Besides, two can play at that game.
And so, when addressing the public in general through a book or a newspaper article or a broadcast talk, he is forced to avoid positive or controversial statements and to deal in generalities, harmless and admirable enough, but lacking in practical effectiveness.
Of course, in his own pulpit or in the specialist religious publications he can be, and is, as downright as he likes;
but this does not touch the general public.
The only means by which he can get at the general public are the ordinary newspapers and the radio;
and all the general public gets are talks and articles which eliminate all reference to the Church or the Sacraments and concentrate perforce on the ethical teachings of Christianity, to which almost everyone pays lip-service.
The inevitable result is that the public believes, and has every excuse for believing, that the essence of Christianity lies in these ethical teachings.

There is, then, a gap to be bridged between the professional Churchman and the ordinary, non-Churchgoing Englishman;
and the only people who can bridge that gap are those who have a foot in each camp, namely the lay people who are also Church people.
But they are largely inarticulate;
and so the unprofessional people who write about religion are usually those who want to attack orthodoxy or to put forward a personal point of view.

This book also gives a personal point of view.
It is entirely unofficial.
At the same time it is quite disinterested.
It grinds no axe.
To the professional it will no doubt appear ignorant, crude, and over-simplified.
'Fools rush in', and the rest of it.
But if wise men cannot manage to forge some link that will reconnect the Church with that great body of the general public that either has no religious association or has dropped away from active participation in Church life, it is up to one of the fools to have a try.
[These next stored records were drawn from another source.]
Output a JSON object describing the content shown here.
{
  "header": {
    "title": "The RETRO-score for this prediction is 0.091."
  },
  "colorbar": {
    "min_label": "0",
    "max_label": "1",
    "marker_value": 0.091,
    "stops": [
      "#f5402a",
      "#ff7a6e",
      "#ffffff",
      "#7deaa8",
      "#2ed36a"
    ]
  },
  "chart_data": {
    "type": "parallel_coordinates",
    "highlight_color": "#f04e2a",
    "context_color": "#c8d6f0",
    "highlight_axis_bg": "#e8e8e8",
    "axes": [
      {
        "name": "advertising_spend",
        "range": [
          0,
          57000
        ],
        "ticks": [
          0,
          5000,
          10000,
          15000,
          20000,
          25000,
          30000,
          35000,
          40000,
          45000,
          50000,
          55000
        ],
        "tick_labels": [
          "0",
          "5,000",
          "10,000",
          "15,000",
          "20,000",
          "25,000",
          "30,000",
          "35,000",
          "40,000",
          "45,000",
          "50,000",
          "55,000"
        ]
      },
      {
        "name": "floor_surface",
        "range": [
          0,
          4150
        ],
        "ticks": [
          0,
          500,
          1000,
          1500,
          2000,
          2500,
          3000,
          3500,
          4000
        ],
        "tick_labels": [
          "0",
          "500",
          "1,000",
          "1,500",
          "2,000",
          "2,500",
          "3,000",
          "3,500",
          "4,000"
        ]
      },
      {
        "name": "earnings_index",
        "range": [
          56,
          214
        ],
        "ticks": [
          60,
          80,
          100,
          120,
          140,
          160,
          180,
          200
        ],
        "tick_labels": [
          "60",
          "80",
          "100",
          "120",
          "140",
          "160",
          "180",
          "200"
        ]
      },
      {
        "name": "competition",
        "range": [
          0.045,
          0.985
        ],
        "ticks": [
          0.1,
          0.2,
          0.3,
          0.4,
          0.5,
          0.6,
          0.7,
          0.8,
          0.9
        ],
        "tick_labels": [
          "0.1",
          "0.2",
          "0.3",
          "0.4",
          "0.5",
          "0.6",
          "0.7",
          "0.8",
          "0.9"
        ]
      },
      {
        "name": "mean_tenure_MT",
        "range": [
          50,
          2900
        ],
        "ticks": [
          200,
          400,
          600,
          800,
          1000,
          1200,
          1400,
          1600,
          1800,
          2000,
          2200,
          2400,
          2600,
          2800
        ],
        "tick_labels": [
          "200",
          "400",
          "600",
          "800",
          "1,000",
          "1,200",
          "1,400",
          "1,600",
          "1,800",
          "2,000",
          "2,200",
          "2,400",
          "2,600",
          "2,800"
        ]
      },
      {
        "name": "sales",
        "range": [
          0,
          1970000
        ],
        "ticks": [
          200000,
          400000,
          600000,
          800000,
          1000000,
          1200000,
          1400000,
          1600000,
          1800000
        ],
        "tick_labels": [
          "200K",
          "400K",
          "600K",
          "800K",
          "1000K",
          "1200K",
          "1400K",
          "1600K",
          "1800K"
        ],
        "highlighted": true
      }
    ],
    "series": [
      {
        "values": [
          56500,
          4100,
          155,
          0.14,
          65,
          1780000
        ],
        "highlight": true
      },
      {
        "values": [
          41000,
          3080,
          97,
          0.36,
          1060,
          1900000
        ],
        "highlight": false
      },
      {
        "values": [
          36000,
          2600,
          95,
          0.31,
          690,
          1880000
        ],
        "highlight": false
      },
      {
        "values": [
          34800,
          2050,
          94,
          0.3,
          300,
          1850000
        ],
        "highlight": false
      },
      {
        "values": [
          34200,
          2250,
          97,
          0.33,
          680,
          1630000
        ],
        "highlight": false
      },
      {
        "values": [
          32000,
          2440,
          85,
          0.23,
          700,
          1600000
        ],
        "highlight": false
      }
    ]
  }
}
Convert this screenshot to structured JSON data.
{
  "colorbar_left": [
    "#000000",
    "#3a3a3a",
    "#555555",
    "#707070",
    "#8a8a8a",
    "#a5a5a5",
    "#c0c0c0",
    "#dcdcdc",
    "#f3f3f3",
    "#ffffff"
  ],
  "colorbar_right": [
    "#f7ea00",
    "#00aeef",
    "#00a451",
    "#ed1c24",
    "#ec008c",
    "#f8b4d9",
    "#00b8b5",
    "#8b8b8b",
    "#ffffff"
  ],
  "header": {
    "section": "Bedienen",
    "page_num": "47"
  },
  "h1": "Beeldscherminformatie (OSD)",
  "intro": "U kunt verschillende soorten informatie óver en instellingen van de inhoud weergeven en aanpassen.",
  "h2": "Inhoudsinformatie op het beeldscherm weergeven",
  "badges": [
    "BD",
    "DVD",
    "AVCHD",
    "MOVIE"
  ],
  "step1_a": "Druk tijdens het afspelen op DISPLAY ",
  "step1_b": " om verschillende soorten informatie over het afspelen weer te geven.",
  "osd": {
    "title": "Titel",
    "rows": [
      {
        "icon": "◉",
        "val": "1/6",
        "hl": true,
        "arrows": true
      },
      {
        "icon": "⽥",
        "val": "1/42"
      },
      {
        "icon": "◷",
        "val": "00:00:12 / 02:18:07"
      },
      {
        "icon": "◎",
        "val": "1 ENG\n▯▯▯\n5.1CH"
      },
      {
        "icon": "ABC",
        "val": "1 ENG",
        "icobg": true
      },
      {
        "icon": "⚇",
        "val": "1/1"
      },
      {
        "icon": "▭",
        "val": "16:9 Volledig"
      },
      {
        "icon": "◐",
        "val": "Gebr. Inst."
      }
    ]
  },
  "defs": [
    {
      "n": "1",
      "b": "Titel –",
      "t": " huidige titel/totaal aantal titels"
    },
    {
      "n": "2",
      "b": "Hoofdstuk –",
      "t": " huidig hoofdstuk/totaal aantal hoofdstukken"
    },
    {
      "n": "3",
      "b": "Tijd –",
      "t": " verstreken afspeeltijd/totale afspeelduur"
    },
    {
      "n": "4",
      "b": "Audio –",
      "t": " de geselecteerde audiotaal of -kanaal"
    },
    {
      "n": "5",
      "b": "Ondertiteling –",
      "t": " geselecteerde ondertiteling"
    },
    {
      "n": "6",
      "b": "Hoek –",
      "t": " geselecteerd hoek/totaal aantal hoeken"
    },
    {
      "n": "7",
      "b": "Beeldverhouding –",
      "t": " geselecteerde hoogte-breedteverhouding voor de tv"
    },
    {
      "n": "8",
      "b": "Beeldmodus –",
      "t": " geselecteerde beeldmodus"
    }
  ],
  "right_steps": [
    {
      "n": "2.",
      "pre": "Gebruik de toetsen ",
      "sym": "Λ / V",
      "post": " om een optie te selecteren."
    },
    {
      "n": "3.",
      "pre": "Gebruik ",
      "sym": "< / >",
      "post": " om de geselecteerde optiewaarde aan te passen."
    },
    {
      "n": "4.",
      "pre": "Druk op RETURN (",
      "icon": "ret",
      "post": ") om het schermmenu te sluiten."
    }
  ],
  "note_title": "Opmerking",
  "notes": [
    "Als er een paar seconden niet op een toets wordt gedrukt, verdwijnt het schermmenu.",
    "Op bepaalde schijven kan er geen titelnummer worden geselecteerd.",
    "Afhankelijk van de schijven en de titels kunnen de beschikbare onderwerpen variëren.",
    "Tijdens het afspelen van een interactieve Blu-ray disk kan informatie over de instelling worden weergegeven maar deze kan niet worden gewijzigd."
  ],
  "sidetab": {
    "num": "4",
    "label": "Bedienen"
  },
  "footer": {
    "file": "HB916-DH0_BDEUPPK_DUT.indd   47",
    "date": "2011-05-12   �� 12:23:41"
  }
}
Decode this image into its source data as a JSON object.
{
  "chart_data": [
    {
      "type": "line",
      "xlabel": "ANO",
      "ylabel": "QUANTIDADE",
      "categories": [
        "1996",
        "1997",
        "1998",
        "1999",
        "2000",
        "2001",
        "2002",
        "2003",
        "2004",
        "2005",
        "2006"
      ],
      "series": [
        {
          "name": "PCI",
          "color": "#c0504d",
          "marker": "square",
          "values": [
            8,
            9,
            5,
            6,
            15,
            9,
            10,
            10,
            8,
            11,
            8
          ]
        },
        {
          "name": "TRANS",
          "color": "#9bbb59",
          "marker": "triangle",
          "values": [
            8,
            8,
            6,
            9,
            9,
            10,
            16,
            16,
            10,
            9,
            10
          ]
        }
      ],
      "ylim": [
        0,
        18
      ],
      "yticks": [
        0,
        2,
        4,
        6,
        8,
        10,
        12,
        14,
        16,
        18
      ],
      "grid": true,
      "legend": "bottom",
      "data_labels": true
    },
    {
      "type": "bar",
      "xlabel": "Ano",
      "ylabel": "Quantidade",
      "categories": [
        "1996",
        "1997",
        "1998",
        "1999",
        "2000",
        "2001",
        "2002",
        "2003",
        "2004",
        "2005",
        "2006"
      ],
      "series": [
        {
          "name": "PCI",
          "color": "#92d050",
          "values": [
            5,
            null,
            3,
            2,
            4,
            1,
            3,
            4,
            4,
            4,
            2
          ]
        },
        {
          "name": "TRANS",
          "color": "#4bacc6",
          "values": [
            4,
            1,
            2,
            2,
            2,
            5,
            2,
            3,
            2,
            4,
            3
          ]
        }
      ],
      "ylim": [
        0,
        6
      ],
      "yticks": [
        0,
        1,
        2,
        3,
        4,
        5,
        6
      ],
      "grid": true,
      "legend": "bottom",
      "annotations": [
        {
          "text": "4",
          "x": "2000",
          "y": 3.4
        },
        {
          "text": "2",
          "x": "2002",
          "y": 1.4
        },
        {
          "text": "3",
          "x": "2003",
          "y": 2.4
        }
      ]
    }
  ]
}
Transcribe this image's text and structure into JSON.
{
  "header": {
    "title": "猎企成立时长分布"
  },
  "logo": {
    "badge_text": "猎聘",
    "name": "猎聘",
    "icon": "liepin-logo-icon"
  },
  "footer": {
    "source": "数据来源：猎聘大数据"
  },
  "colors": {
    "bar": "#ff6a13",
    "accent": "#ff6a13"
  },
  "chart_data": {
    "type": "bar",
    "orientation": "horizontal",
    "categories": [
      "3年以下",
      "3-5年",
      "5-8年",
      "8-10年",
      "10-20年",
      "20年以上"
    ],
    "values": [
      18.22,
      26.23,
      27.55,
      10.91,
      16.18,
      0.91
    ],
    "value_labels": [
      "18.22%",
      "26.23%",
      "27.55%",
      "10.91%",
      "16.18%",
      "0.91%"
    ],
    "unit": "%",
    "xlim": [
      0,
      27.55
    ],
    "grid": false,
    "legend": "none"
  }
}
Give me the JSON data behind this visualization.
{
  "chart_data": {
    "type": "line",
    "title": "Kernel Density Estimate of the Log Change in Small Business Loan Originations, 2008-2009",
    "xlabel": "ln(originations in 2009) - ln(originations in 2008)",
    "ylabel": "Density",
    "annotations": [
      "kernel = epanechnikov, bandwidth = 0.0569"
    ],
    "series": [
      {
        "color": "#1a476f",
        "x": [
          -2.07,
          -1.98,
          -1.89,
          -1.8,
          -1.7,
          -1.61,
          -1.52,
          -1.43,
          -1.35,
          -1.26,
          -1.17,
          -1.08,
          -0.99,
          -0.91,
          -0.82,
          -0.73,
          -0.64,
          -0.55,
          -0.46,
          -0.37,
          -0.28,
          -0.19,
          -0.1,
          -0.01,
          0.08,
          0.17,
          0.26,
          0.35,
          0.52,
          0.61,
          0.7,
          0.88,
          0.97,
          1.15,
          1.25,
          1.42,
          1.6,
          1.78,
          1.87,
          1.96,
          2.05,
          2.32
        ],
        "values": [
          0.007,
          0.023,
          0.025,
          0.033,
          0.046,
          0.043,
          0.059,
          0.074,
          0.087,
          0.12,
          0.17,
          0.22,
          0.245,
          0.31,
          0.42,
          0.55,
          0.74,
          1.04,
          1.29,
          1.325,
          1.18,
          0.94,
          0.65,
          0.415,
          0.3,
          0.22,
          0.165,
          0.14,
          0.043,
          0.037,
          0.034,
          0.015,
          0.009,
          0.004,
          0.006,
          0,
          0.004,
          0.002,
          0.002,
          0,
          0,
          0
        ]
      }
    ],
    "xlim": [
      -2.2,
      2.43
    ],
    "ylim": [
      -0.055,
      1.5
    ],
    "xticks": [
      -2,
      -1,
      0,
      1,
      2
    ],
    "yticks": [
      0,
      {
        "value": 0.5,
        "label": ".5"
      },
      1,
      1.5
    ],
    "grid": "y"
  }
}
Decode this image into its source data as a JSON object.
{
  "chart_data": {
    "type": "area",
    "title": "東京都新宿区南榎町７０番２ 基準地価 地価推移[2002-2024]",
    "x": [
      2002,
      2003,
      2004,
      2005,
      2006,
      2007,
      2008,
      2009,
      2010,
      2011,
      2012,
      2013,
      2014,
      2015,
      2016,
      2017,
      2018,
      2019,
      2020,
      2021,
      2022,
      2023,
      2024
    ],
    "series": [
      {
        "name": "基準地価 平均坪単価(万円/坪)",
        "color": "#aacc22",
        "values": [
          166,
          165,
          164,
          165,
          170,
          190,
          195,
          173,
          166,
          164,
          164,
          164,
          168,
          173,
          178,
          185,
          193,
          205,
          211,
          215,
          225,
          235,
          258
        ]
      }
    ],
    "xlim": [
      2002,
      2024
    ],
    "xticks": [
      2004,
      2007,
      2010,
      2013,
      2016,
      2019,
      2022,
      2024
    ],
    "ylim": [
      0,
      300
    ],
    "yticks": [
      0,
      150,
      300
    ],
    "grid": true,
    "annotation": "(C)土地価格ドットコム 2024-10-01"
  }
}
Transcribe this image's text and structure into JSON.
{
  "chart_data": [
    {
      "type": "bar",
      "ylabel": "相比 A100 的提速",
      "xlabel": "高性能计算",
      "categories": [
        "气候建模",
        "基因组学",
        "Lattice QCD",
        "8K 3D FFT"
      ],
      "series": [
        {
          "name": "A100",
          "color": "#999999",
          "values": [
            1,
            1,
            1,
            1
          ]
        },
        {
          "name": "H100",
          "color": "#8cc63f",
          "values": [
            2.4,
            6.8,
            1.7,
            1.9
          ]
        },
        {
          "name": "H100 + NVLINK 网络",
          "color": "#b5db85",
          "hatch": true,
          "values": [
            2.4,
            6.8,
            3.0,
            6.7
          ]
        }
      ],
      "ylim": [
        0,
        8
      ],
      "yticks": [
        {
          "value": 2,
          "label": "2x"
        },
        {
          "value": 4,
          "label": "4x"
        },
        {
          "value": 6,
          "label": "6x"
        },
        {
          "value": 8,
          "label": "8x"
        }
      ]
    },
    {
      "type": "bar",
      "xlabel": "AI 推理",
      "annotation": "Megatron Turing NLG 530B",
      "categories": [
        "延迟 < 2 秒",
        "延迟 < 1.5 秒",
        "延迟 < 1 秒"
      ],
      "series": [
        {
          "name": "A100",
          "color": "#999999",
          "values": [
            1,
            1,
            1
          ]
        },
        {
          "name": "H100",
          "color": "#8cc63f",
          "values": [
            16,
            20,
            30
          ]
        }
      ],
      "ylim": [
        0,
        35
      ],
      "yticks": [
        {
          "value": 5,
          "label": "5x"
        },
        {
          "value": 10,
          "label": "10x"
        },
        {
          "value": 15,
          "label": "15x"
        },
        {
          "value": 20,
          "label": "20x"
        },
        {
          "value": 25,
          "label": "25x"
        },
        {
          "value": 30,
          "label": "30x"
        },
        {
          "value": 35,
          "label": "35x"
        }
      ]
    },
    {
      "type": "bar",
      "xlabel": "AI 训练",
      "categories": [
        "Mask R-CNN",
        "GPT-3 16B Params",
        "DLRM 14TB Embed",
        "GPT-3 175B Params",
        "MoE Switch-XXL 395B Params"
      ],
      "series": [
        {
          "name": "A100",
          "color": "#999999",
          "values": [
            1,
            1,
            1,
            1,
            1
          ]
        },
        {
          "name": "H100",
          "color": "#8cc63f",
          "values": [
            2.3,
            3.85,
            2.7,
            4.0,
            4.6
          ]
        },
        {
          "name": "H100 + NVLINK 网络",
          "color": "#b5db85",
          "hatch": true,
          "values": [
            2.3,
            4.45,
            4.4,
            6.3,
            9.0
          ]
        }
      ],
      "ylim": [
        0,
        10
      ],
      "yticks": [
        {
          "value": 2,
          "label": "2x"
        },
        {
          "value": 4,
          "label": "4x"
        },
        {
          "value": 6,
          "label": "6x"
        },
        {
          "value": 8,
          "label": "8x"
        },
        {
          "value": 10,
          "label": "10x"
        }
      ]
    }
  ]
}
And so the book has a double purposedefensive and offensive.
I object, as a citizen, to anyone regarding me as a credulous half-wit because I believe in a set of exploded myths.
So I want to go into the evidence for myself and find out whether Christianity is or is not a thing that can be accepted by an ordinary, hardheaded, twentieth-century man.
And, if I conclude that it is, then I must, to the best of my ability, such as it is, endeavour to set down the results, in the hope that they may be of some assistance to others.
For, if I believe certain things to be true and important for myself, I must believe them to be equally true and important for everyone else.